Sharks eat grazing animals that feed on aquatic plants like seagrass — which helps maintain water clarity, stores carbon dioxide and houses fish and other organisms that can keep seas healthy, the researchers say.

To reach its conclusion, the team conducted a 16-month study in Shark Bay, Australia, an area populated by tiger sharks and dugongs, a cousin to the Florida manatee. Dugongs are strictly marine animals, whereas manatees can thrive in freshwater areas.

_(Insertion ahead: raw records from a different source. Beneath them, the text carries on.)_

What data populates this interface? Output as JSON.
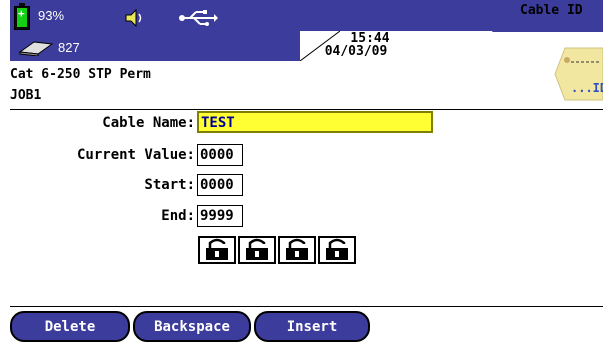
{
  "status": {
    "battery_percent": "93%",
    "disk_count": "827",
    "time": "15:44",
    "date": "04/03/09",
    "app_title": "Cable ID"
  },
  "job": {
    "cable_type": "Cat 6-250 STP Perm",
    "job_name": "JOB1"
  },
  "form": {
    "cable_name_label": "Cable Name:",
    "cable_name_value": "TEST",
    "current_value_label": "Current Value:",
    "current_value": "0000",
    "start_label": "Start:",
    "start_value": "0000",
    "end_label": "End:",
    "end_value": "9999"
  },
  "buttons": {
    "delete": "Delete",
    "backspace": "Backspace",
    "insert": "Insert"
  },
  "colors": {
    "status_bar": "#3c3c9c",
    "active_field": "#ffff33",
    "button": "#3c3c9c"
  }
}
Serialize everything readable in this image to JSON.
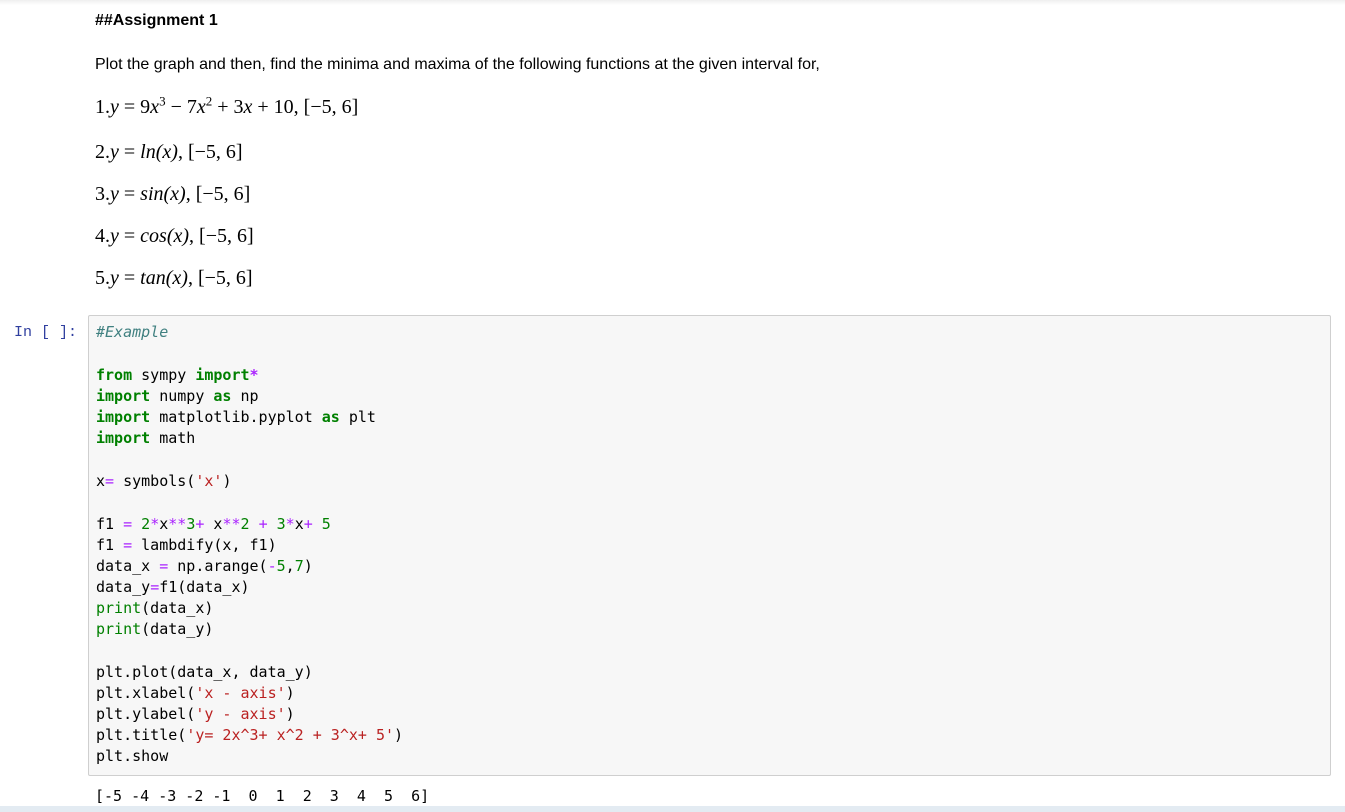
{
  "markdown": {
    "title": "##Assignment 1",
    "intro": "Plot the graph and then, find the minima and maxima of the following functions at the given interval for,",
    "items": [
      {
        "num": "1.",
        "y": "y",
        "eq": " = 9",
        "x1": "x",
        "p1": "3",
        "m1": " − 7",
        "x2": "x",
        "p2": "2",
        "rest1": " + 3",
        "x3": "x",
        "rest2": " + 10, [−5, 6]"
      },
      {
        "num": "2.",
        "y": "y",
        "eq": " = ",
        "fn": "ln",
        "arg": "(x)",
        "interval": ", [−5, 6]"
      },
      {
        "num": "3.",
        "y": "y",
        "eq": " = ",
        "fn": "sin",
        "arg": "(x)",
        "interval": ", [−5, 6]"
      },
      {
        "num": "4.",
        "y": "y",
        "eq": " = ",
        "fn": "cos",
        "arg": "(x)",
        "interval": ", [−5, 6]"
      },
      {
        "num": "5.",
        "y": "y",
        "eq": " = ",
        "fn": "tan",
        "arg": "(x)",
        "interval": ", [−5, 6]"
      }
    ]
  },
  "cell": {
    "prompt": "In [ ]:",
    "code": {
      "comment": "#Example",
      "l_from": "from",
      "l_sympy": " sympy ",
      "l_import": "import",
      "l_star": "*",
      "l_imp2": "import",
      "l_numpy": " numpy ",
      "l_as": "as",
      "l_np": " np",
      "l_imp3": "import",
      "l_mpl": " matplotlib.pyplot ",
      "l_as2": "as",
      "l_plt": " plt",
      "l_imp4": "import",
      "l_math": " math",
      "sym_x": "x",
      "sym_eq": "=",
      "sym_rest": " symbols(",
      "sym_str": "'x'",
      "sym_close": ")",
      "f1_a": "f1 ",
      "f1_eq": "=",
      "f1_sp": " ",
      "f1_2": "2",
      "f1_mul": "*",
      "f1_x1": "x",
      "f1_pow": "**",
      "f1_3": "3",
      "f1_plus": "+",
      "f1_sp2": " x",
      "f1_pow2": "**",
      "f1_2b": "2",
      "f1_sp3": " ",
      "f1_plus2": "+",
      "f1_sp4": " ",
      "f1_3b": "3",
      "f1_mul2": "*",
      "f1_x3": "x",
      "f1_plus3": "+",
      "f1_sp5": " ",
      "f1_5": "5",
      "lam_a": "f1 ",
      "lam_eq": "=",
      "lam_rest": " lambdify(x, f1)",
      "dx_a": "data_x ",
      "dx_eq": "=",
      "dx_rest": " np.arange(",
      "dx_neg": "-",
      "dx_5": "5",
      "dx_comma": ",",
      "dx_7": "7",
      "dx_close": ")",
      "dy_a": "data_y",
      "dy_eq": "=",
      "dy_rest": "f1(data_x)",
      "pr1": "print",
      "pr1_rest": "(data_x)",
      "pr2": "print",
      "pr2_rest": "(data_y)",
      "plot_line": "plt.plot(data_x, data_y)",
      "xl_a": "plt.xlabel(",
      "xl_s": "'x - axis'",
      "xl_c": ")",
      "yl_a": "plt.ylabel(",
      "yl_s": "'y - axis'",
      "yl_c": ")",
      "ti_a": "plt.title(",
      "ti_s": "'y= 2x^3+ x^2 + 3^x+ 5'",
      "ti_c": ")",
      "show": "plt.show"
    },
    "output": "[-5 -4 -3 -2 -1  0  1  2  3  4  5  6]"
  }
}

“Grazing animals, including turtles and dugongs, eat seagrass. Sharks eat the grazers. Grazers fear the sharks. So, when sharks are around, the grazers often avoid the area. While the grazers are away, the aquatic plants have time to grow and recover. When an extreme climate event strikes, the ecosystem must deal with a whole new set of variables that requires time to recover,” the study said.

Why Shark Bay was chosen

Shark Bay was selected because a historic heatwave had decimated much of the bay’s seagrass canopy in 2011. Recovery was slow but was aided by the seasonal presence of sharks, researchers found.

A bed of degraded seagrass, an image provided by FIU researchers who studied sharks in Shark Bay, Australia, and how they can help an ecosystem revive after natural disasters like extreme climate heat or hurricanes.
A bed of degraded seagrass, an image provided by FIU researchers who studied sharks in Shark Bay, Australia, and how they can help an ecosystem revive after natural disasters like extreme climate heat or hurricanes.

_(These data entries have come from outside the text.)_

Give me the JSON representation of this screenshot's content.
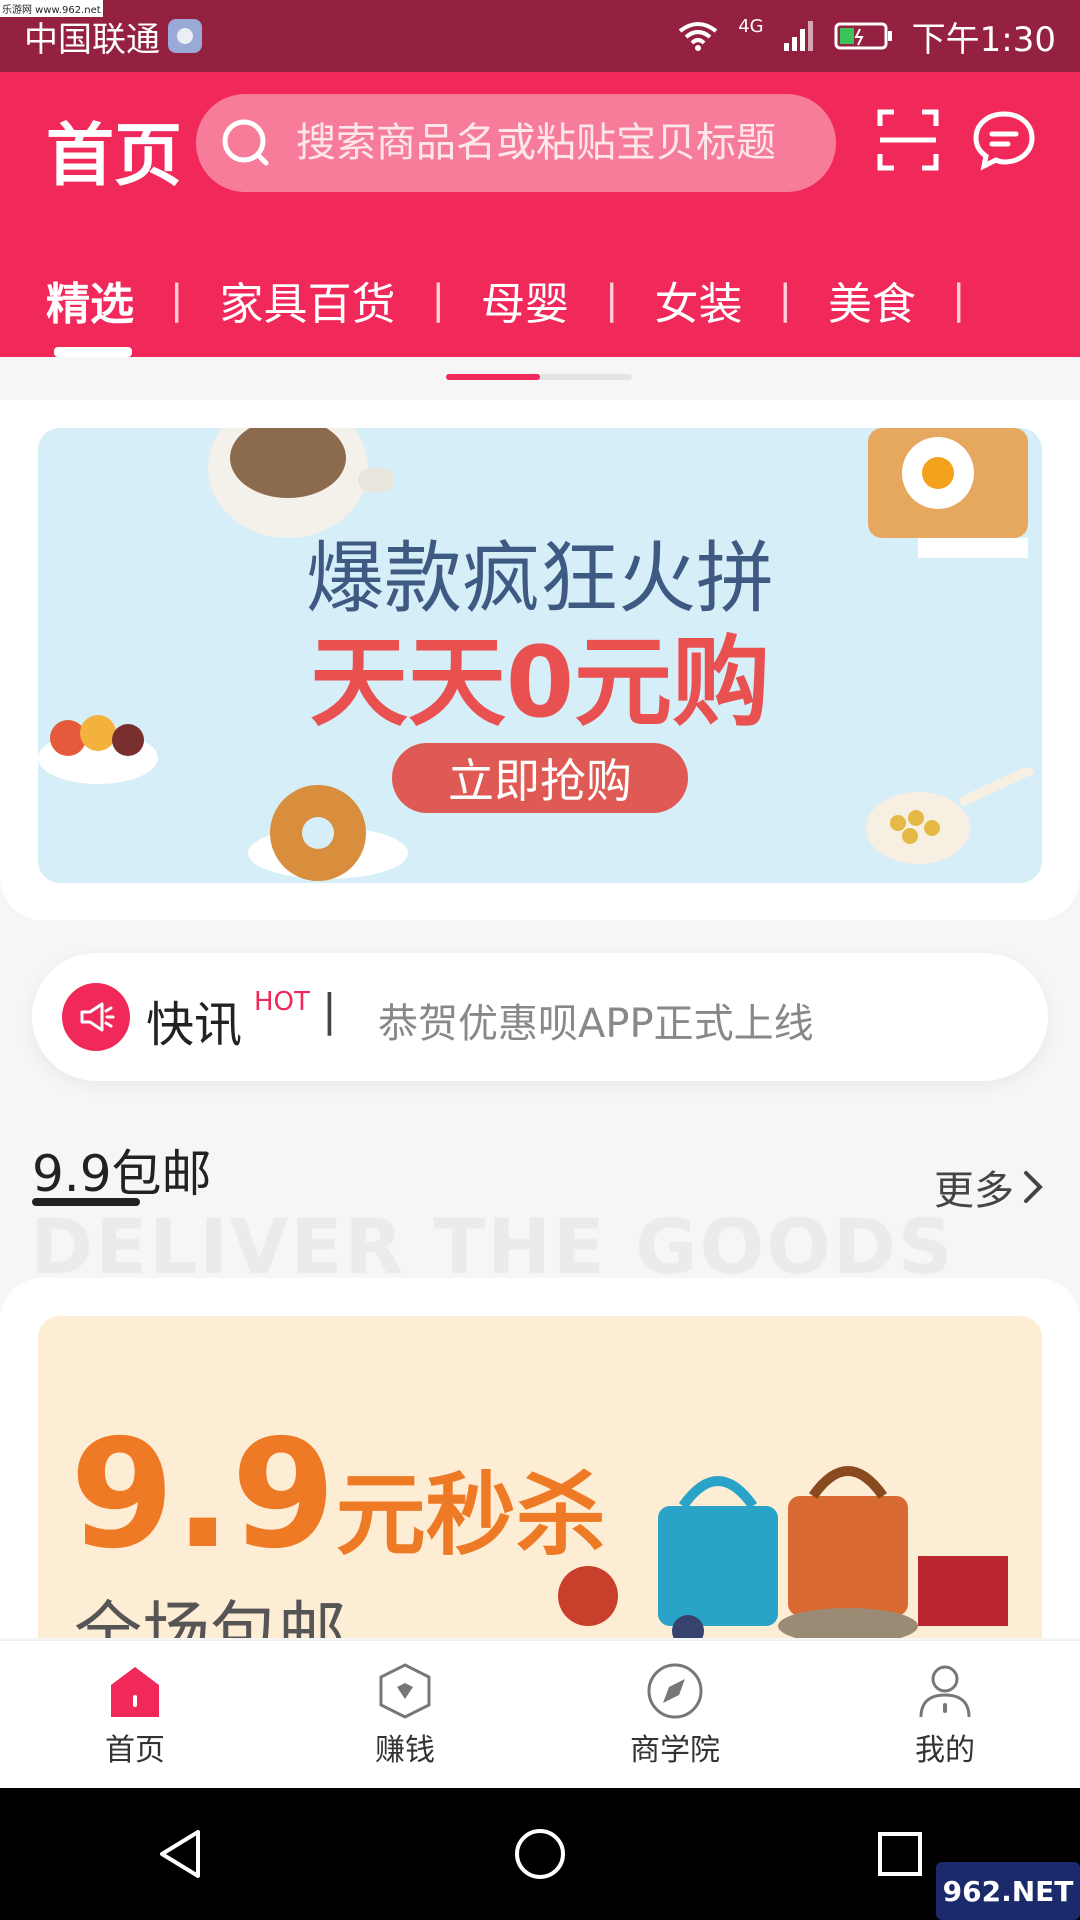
{
  "status_bar": {
    "watermark": "乐游网 www.962.net",
    "carrier": "中国联通",
    "network": "4G",
    "time": "下午1:30"
  },
  "header": {
    "title": "首页",
    "search": {
      "placeholder": "搜索商品名或粘贴宝贝标题"
    },
    "icons": [
      "scan-icon",
      "message-icon"
    ]
  },
  "tabs": [
    "精选",
    "家具百货",
    "母婴",
    "女装",
    "美食"
  ],
  "banner": {
    "line1": "爆款疯狂火拼",
    "line2": "天天0元购",
    "button": "立即抢购"
  },
  "news": {
    "title": "快讯",
    "badge": "HOT",
    "separator": "|",
    "text": "恭贺优惠呗APP正式上线"
  },
  "section": {
    "title": "9.9包邮",
    "more": "更多",
    "watermark": "DELIVER THE GOODS"
  },
  "promo": {
    "big": "9.9",
    "big_suffix": "元秒杀",
    "sub": "全场包邮"
  },
  "bottom_nav": [
    {
      "label": "首页",
      "icon": "home-icon",
      "active": true
    },
    {
      "label": "赚钱",
      "icon": "diamond-icon",
      "active": false
    },
    {
      "label": "商学院",
      "icon": "compass-icon",
      "active": false
    },
    {
      "label": "我的",
      "icon": "user-icon",
      "active": false
    }
  ],
  "brand_badge": "962.NET",
  "colors": {
    "primary": "#f0295a",
    "status_bar": "#94213f",
    "orange": "#ee7a26"
  }
}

The grazers feed on shallow seagrass meadows but swim to deeper waters until sharks leave in winter. But the 2011 heatwave destroyed much of the shallow seagrass canopy, and the dugongs munched much of what was left.

Researchers wanted to know what would happen if the sharks didn’t return during the summer and the dugongs had free rein to eat up the grass.

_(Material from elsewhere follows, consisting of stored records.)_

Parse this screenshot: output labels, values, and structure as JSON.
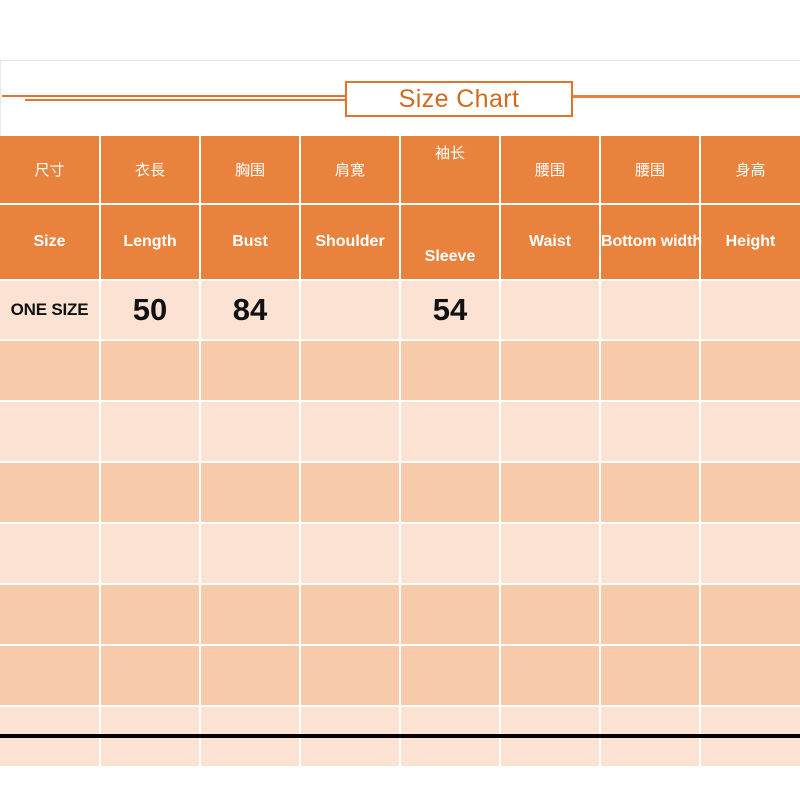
{
  "title": {
    "text": "Size Chart"
  },
  "colors": {
    "header_orange": "#e8823c",
    "title_orange": "#d2691e",
    "rule_orange": "#e2752c",
    "row_light": "#fbe2d3",
    "row_dark": "#f7cbaa",
    "grid_white": "#ffffff",
    "bottom_rule": "#000000",
    "value_text": "#111111"
  },
  "table": {
    "headers_cn": [
      "尺寸",
      "衣長",
      "胸围",
      "肩寛",
      "袖长",
      "腰围",
      "腰围",
      "身高"
    ],
    "headers_en": [
      "Size",
      "Length",
      "Bust",
      "Shoulder",
      "Sleeve",
      "Waist",
      "Bottom width",
      "Height"
    ],
    "rows": [
      {
        "size": "ONE SIZE",
        "length": "50",
        "bust": "84",
        "shoulder": "",
        "sleeve": "54",
        "waist": "",
        "bottom_width": "",
        "height": ""
      }
    ],
    "empty_rows": 7
  }
}
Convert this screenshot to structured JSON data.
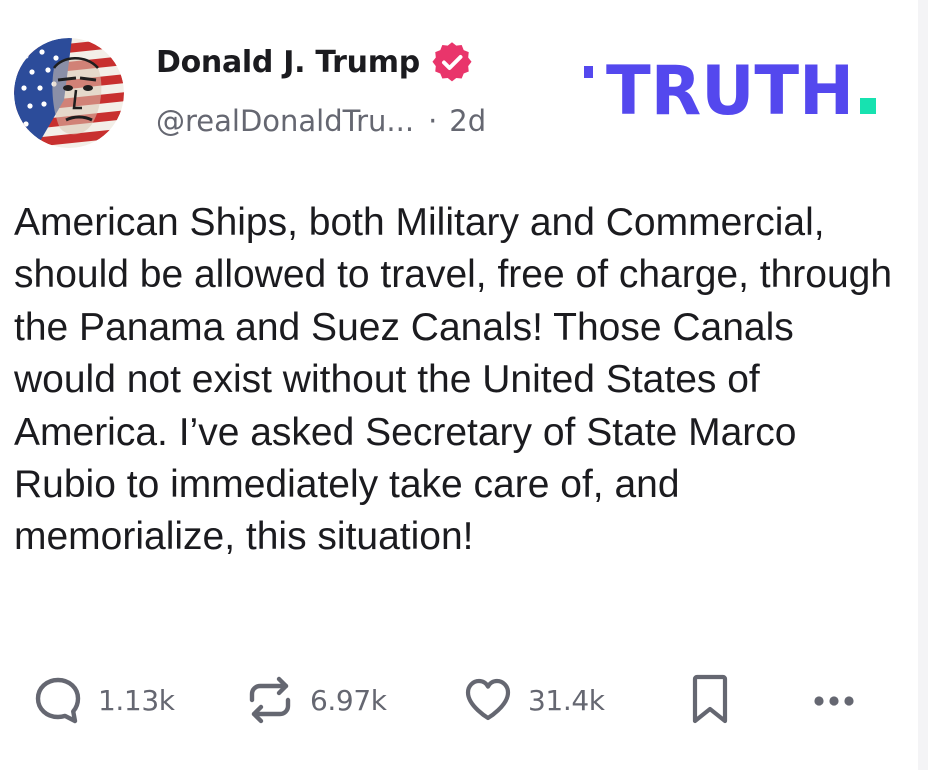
{
  "post": {
    "author": {
      "display_name": "Donald J. Trump",
      "handle": "@realDonaldTru...",
      "verified": true,
      "verified_color": "#e9356b"
    },
    "separator": "·",
    "age": "2d",
    "text": "American Ships, both Military and Commercial, should be allowed to travel, free of charge, through the Panama and Suez Canals! Those Canals would not exist without the United States of America. I’ve asked Secretary of State Marco Rubio to immediately take care of, and memorialize, this situation!"
  },
  "brand": {
    "wordmark": "TRUTH",
    "wordmark_color": "#5448ee",
    "dot_color": "#17e2b0"
  },
  "actions": {
    "replies": "1.13k",
    "retruths": "6.97k",
    "likes": "31.4k"
  },
  "icons": [
    "verified-badge-icon",
    "reply-icon",
    "retruth-icon",
    "like-icon",
    "bookmark-icon",
    "more-icon"
  ]
}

In April and May 2013, the team placed 30 experimental plots 2 to 3 meters deep in two seagrass banks in Shark Bay. By using previous calculations of how many dugongs were around and how much they ate, researchers were able to mimic the way dugongs feed on the seagrass in the summer and what it would be like if there were no sharks around, FIU reported.

“Their experiment left the area with no recovery time — meaning if the dugongs grazed year-round, they’d end up inadvertently destroying the critically important seagrass canopy. The research shows that when top predators are gone, not only does the structure of the ecosystem break down, but it’s also all-but-impossible for that ecosystem to stage a comeback,” FIU said in a news release.

An ecosystem in balance

“One of the reasons we did this study is because we think it’s important to be thinking about how everything is linked and sometimes those linkages are surprising,” Nowicki said in a statement. “But they show climate resilience is not something that happens on its own. It happens in conjunction with species conservation.”

A bed of healthy seagrass, an image provided by FIU researchers who studied sharks in Shark Bay, Australia, and how they can help an ecosystem revive after natural disasters like extreme climate heat or hurricanes.
A bed of healthy seagrass, an image provided by FIU researchers who studied sharks in Shark Bay, Australia, and how they can help an ecosystem revive after natural disasters like extreme climate heat or hurricanes.

Every ecosystem on the planet depends on a delicate balance of relationships, Heithaus added. The findings fulfill one of the study’s goals to keep the “links linked” — meaning conserving predators and prey.

“Ultimately to rein in climatic extremes that are becoming more common and intense, we know we need to cut carbon production. But that’s going to take time,” Nowicki said.

“It’s almost like we’re on a leaky boat with a hole. We need to fix the boat at some point, but in the meantime, we can grab a bucket and get the water out. That’s kind of what we’re doing here — we’re making the case that protecting predator species and keeping these species relationships can actually lead to resilience to these events. It can buy us time,” Nowicki said. “And we need as much time as we can get.”